Suppose that anyone had been free to practice medicine without restriction except for legal and financial responsibility for any harm done to others through fraud and negligence. I conjecture that the whole development of medicine would have been different. The present market for medical care, hampered as it has been, gives some hints of what the difference would have been. Group practice in conjunction with hospitals would have grown enormously. Instead of individual practice plus large institutional hospitals conducted by governments or eleemosynary institutions, there might have developed medical partnerships or corporations—medical teams. These would have provided central diagnostic and treatment facilities, including hospital facilities. Some presumably would have been prepaid, combining in one package present hospital insurance, health insurance, and group medical practice. Others would have charged separate fees for separate services. And of course, most might have used both methods of payment.

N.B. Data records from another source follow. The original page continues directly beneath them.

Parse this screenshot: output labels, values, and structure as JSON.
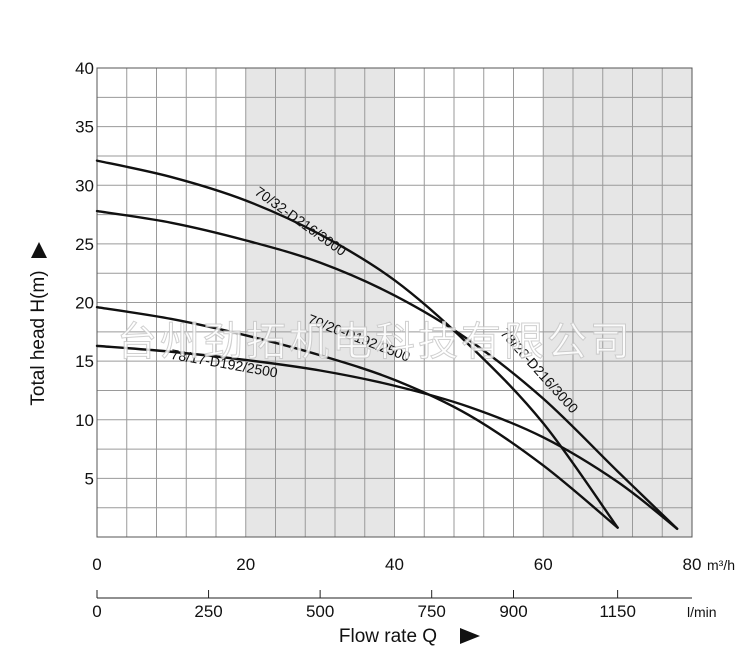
{
  "watermark": "台州劲拓机电科技有限公司",
  "chart_data": {
    "type": "line",
    "xlabel": "Flow rate Q",
    "ylabel": "Total head H(m)",
    "x_unit": "m³/h",
    "x2_unit": "l/min",
    "xlim": [
      0,
      80
    ],
    "ylim": [
      0,
      40
    ],
    "x_ticks": [
      0,
      20,
      40,
      60,
      80
    ],
    "y_ticks": [
      5,
      10,
      15,
      20,
      25,
      30,
      35,
      40
    ],
    "x2_ticks": [
      {
        "label": "0",
        "value": 0
      },
      {
        "label": "250",
        "value": 15
      },
      {
        "label": "500",
        "value": 30
      },
      {
        "label": "750",
        "value": 45
      },
      {
        "label": "900",
        "value": 56
      },
      {
        "label": "1150",
        "value": 70
      }
    ],
    "grid": true,
    "shaded_x_ranges": [
      [
        20,
        40
      ],
      [
        60,
        80
      ]
    ],
    "series": [
      {
        "name": "70/32-D216/3000",
        "x": [
          0,
          10,
          20,
          30,
          40,
          50,
          60,
          70
        ],
        "y": [
          32.1,
          30.7,
          28.7,
          25.8,
          21.9,
          16.4,
          9.7,
          0.8
        ]
      },
      {
        "name": "78/28-D216/3000",
        "x": [
          0,
          10,
          20,
          30,
          40,
          50,
          60,
          70,
          78
        ],
        "y": [
          27.8,
          26.8,
          25.3,
          23.4,
          20.6,
          16.8,
          11.8,
          5.6,
          0.7
        ]
      },
      {
        "name": "70/20-D192/2500",
        "x": [
          0,
          10,
          20,
          30,
          40,
          50,
          60,
          70
        ],
        "y": [
          19.6,
          18.6,
          17.2,
          15.5,
          13.4,
          10.4,
          6.1,
          0.8
        ]
      },
      {
        "name": "78/17-D192/2500",
        "x": [
          0,
          10,
          20,
          30,
          40,
          50,
          60,
          70,
          78
        ],
        "y": [
          16.3,
          15.8,
          15.1,
          14.2,
          12.9,
          11.1,
          8.5,
          4.7,
          0.7
        ]
      }
    ]
  }
}
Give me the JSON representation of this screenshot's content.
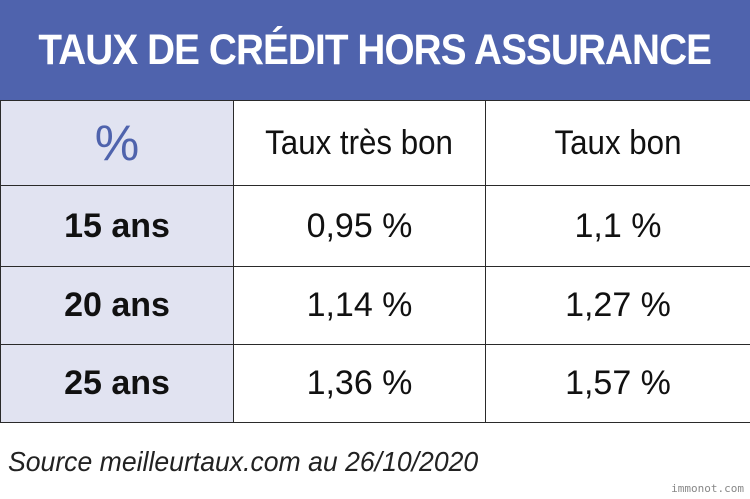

These medical teams—department stores of medicine, if you will—would be intermediaries between the patients and the physician. Being long-lived and immobile, they would have a great interest in establishing a reputation for reliability and quality. For the same reason, consumers would get to know their reputation. They would have the specialized skill to judge the quality of physicians; indeed, they would be the agent of the consumer in doing so, as the department store is now for many a product. In addition, they could organize medical care efficiently, combining medical men of different degrees of skill and training, using technicians with limited training for tasks for which they were suited, and reserving highly skilled and competent specialists for the tasks they alone could perform. The reader can add further flourishes for himself, drawing in part, as I have done, on what now goes on at the leading medical clinics.
Of course, not all medical practice would be done through such teams. Individual private practice would continue, just as the small store with a limited clientele exists alongside the department store, the individual lawyer alongside the great many-partnered firm. Men would establish individual reputations and some patients would prefer the privacy and intimacy of the individual practitioner. Some areas would be too small to be served by medical teams. And so on.
I would not even want to maintain that the medical teams would dominate the field. My aim is only to show by example that there are many alternatives to the present organization of practice. The impossibility of any individual or small group conceiving of all the possibilities, let alone evaluating their merits, is the great argument against central governmental planning and against arrangements such as professional monopolies that limit the possibilities of experimentation. On the other side, the great argument for the market is its tolerance of diversity; its ability to utilize a wide range of special knowledge and capacity. It renders special groups impotent to prevent experimentation and permits the customers and not the producers to decide what will serve the customers best.